I must admit that I had to read up on David Bowie and his alter ego, Ziggy Stardust, in order to really understand Jonny’s admiration of the persona. I found myself listening to Bowie songs and debating the lyrics just to keep up, but I think that speaks well to the author’s ability to inspire his readers to further research the topic of sexuality and the impact of Ziggy during this particular time period.

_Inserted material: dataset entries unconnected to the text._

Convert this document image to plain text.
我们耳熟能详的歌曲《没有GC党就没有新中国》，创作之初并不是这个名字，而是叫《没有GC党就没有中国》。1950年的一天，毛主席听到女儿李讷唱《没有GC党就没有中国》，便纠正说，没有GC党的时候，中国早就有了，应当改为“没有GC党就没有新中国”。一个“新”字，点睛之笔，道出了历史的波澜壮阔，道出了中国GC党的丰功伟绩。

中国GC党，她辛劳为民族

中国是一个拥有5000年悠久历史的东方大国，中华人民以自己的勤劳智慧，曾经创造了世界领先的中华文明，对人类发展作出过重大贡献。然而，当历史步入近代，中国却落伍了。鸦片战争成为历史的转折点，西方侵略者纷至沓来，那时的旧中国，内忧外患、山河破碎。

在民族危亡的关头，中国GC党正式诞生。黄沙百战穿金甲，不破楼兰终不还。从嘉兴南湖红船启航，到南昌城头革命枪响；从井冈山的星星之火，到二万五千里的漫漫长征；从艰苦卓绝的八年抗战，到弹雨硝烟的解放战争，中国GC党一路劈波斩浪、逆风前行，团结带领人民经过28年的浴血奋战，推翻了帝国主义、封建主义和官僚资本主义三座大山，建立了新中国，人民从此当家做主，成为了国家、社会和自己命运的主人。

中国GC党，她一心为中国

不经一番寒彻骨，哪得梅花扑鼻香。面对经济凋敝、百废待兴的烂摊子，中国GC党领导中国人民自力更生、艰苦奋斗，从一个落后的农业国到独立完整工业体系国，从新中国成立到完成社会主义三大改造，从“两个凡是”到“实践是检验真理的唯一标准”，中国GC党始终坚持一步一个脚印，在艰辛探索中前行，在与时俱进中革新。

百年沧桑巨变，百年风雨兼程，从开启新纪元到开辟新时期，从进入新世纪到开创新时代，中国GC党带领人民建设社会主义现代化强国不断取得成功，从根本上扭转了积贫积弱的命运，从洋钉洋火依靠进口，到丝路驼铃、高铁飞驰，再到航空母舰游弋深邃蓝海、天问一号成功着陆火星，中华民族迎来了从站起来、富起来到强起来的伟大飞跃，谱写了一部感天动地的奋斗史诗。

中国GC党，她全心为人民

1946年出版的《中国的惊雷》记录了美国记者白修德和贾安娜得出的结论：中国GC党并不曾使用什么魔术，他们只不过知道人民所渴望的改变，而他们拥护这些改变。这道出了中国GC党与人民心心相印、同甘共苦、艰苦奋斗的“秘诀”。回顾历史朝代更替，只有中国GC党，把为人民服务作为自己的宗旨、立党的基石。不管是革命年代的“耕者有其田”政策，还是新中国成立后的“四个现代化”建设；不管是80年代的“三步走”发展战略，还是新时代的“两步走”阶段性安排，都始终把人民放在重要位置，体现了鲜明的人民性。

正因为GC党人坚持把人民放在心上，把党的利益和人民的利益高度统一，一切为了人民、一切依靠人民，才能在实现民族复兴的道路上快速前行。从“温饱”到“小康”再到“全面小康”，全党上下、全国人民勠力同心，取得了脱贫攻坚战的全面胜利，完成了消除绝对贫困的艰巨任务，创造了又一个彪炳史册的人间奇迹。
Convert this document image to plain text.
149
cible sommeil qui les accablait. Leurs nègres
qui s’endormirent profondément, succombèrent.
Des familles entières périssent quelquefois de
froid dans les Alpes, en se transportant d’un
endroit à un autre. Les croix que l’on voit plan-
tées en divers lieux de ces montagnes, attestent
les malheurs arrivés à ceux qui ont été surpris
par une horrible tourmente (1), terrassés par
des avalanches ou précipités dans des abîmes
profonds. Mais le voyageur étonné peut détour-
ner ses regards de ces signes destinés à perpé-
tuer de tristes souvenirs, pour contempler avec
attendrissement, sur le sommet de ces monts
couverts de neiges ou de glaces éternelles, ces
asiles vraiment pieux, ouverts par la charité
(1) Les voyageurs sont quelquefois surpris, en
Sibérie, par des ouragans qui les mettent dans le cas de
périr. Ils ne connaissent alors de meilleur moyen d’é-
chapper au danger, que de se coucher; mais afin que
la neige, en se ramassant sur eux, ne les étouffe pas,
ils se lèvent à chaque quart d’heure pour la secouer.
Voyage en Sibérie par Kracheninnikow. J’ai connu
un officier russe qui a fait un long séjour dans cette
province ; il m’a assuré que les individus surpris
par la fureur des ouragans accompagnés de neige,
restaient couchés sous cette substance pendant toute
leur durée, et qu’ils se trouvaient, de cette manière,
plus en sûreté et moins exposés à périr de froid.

Some references went right over my head, but for all that I didn’t know about the music, the style, or culture of the 70s, I could see that the author’s knowledge of such things added a rich layer of context to the characters and the world that they lived in.

On the moon…together…where nothing’s broken–“

Jonny’s struggle with his sexual identity is due largely in part to public perception, seeing that homosexuality was considered an illness that must be cured, and those that were “affected” were considered sexual predators who must be avoided, punished, or rehabilitated. There weren’t that many scenes that explored Jonny’s “treatments” but the lingering effects of conversion therapy reared its ugly little head every time Jonny interacted with Web.

It was upsetting watching Jonny grapple with his identity, as the world tells him that he is broken and must be fixed. He too thinks he must be “fixed” but the painful therapy sessions and his growing love for Web challenge everything that he has been told to believe. With the aid of his messiah, an imagined vision of Ziggy Stardust, and some advice from loved ones who have passed, Jonny slowly discovers the truth of all that he is.

Web is a wonderful character for a variety of reasons. He is a positive love interest for Jonny and while I do think that his and Jonny’s romance seems to just happen, their chemistry is undeniable. Their quiet moments with one another are some of the most beautiful and their blossoming love is poetry. I do think that their relationship starts out running but at least there are some bumps in the road to slow them down.

‘I like being on the moon with you, Mr. Astronaut.’

Not only does Brandon tackle the issue of the perception of homosexuality in the 70s, he also spotlights the plight of the indigenous peoples of North America through Web. Together, Web and Jonny serve as representatives of two different communities, both ostracized and targeted by many a bigot then and now. It’s an eye-opening book that encourages readers to explore not just the history of the LGBTQ2+ community but to also take notice and explore the story of Native American peoples and their cultures.

All this to say: this is an important book. It is a poignant, coming-of-age tale that will touch your heart. The journey is distressing and the ending is bittersweet, but the prose and the characters give light to the story. And even though it’s not perfect, the message is there and the glittering soul of it will make you feel like you too can float to the stars.

My Rating: 4.5 out of 5

7 thoughts on “Review: Ziggy, Stardust and Me | James Brandon

  1. I love it I love it! I have seen it and consider it at some point but never got to read the synopsis! THank you so much Asia! I am so adding this book to my TBR! I love the review so so good! Thank you!!!